In Australia, all six seasons had been released on DVD from 2006 to 2009. Madman Entertainment/Via Vision Entertainment has obtained the rights to the series and released a complete series box set on January 6, 2021.

The entire series is available on demand in the United States on YouTube and the Pluto TV app.

The series on DVD has the episode order based on the production order rather than the order in which the episodes were aired on TV.

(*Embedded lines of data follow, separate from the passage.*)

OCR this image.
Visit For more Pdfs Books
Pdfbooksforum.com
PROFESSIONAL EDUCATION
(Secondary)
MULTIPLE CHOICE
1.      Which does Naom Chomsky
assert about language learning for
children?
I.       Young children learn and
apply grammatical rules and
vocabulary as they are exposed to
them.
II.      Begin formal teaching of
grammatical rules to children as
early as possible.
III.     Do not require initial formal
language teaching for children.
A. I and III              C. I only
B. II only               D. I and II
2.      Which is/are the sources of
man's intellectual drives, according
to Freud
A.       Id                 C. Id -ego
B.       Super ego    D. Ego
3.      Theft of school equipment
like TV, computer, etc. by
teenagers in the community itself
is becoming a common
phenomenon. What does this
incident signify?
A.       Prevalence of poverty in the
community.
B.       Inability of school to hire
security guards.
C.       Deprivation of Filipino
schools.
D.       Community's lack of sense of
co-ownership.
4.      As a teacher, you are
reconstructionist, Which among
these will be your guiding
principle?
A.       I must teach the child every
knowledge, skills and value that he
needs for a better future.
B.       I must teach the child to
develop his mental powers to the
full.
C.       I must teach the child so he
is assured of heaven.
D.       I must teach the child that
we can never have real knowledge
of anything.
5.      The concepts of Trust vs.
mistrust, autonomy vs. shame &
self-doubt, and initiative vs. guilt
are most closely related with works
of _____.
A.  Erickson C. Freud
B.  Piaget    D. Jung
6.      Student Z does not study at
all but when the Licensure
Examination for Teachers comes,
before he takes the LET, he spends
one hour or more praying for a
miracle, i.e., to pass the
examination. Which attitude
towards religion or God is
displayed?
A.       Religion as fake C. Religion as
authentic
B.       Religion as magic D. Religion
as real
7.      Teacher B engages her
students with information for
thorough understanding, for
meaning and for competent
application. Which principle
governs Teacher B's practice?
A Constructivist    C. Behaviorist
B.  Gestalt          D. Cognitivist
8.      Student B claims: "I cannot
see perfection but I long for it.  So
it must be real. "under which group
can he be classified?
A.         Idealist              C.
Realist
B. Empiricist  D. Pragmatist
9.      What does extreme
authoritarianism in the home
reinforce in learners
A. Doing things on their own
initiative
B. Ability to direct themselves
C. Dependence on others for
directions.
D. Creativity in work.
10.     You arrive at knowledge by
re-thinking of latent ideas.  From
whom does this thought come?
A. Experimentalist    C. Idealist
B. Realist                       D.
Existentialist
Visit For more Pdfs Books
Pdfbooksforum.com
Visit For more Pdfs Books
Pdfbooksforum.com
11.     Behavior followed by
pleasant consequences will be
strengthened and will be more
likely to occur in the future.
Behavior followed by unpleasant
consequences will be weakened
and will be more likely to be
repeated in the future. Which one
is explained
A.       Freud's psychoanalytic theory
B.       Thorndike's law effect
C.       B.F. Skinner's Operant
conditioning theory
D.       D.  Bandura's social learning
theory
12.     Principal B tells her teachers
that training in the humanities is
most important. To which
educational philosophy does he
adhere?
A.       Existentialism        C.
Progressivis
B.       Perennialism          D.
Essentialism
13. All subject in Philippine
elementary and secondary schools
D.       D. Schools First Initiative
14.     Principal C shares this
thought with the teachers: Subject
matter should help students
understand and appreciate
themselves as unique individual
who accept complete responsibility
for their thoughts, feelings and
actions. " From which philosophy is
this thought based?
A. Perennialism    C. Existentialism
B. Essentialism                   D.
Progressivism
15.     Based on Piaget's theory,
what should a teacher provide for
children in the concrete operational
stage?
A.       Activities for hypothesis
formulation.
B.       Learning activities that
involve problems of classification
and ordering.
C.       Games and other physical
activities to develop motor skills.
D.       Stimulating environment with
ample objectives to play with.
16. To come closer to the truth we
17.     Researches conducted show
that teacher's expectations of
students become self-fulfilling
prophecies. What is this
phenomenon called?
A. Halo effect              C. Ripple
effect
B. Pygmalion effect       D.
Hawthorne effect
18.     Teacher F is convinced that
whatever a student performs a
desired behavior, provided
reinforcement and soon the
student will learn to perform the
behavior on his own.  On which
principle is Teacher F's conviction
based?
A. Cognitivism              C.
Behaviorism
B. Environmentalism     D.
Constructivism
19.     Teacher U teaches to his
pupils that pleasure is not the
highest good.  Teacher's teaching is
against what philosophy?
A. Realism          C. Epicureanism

| DVD name | Ep # | Region 1 | Region 2 | Region 4 | Additional information (Region 1 DVDs only) |
|---|---|---|---|---|---|
| Season 1 | 13 | June 17, 2003 | January 30, 2006 | March 16, 2006 | "Behind the Scenes: Genesis" - The creators of the series explain how The Dead Zone came to be.; "Writing" -A featurette, it takes viewers inside meetings with the writing staff as they outline each episode.; "Music and Special Effects"- An in-depth tour of The Dead Zone's amazing visual effects; Never-before-seen interviews with various guest stars; Commentary on all 13 episodes; Storyboards; |
| Season 2 | 19 | June 8, 2004 | May 1, 2006 | May 4, 2006 | Production commentary for all 19 episodes; "The Kaking of an Episode"; Cast and crew interviews; Never-before-seen interviews with directors and guest stars; Deleted scenes; Storyboards; |
| Season 3 | 12 | June 7, 2005 | February 12, 2007 | January 11, 2007 | Commentaries for all 12 episodes; Featurettes: "HD Conversion" and "Wacky Caterers"; Deleted scenes; Short film ("Five Minutes 'til Mitch") directed by John L. Adams with introduction; |
| Season 4 | 12 | June 13, 2006 | July 23, 2007 | September 6, 2007 | The production design of The Dead Zone featurette; Audio commentaries; Deleted scenes; |
| Season 5 | 11 | June 5, 2007 | July 13, 2009 | July 10, 2008 | "The Other Side of the Camera" explores the directorial debut of series stars Chris Bruno and John L. Adams.; "A Day with JLA?" is a guided tour of a typical day on set with series star John L. Adams.; Audio commentaries; |
| Season 6 | 13 | June 3, 2008 | March 22, 2010 | December 24, 2009 | "A New Home for The Dead Zone"; "All Aboard: Filming The Dead Zone"; Audio commentary on four episodes; |
| Complete Series | 80 | June 26, 2012 | N/A | January 6, 2021 | same as individual seasons; |

==Ratings==
The first season averaged 6.4 million viewers, while season four averaged 3.4 million and season six averaged 2.1 million. The series premiere scored 6.4 million viewers, holding the record for highest premiere on USA Network, until bested by The 4400 premiere, which drew 7.4 million viewers.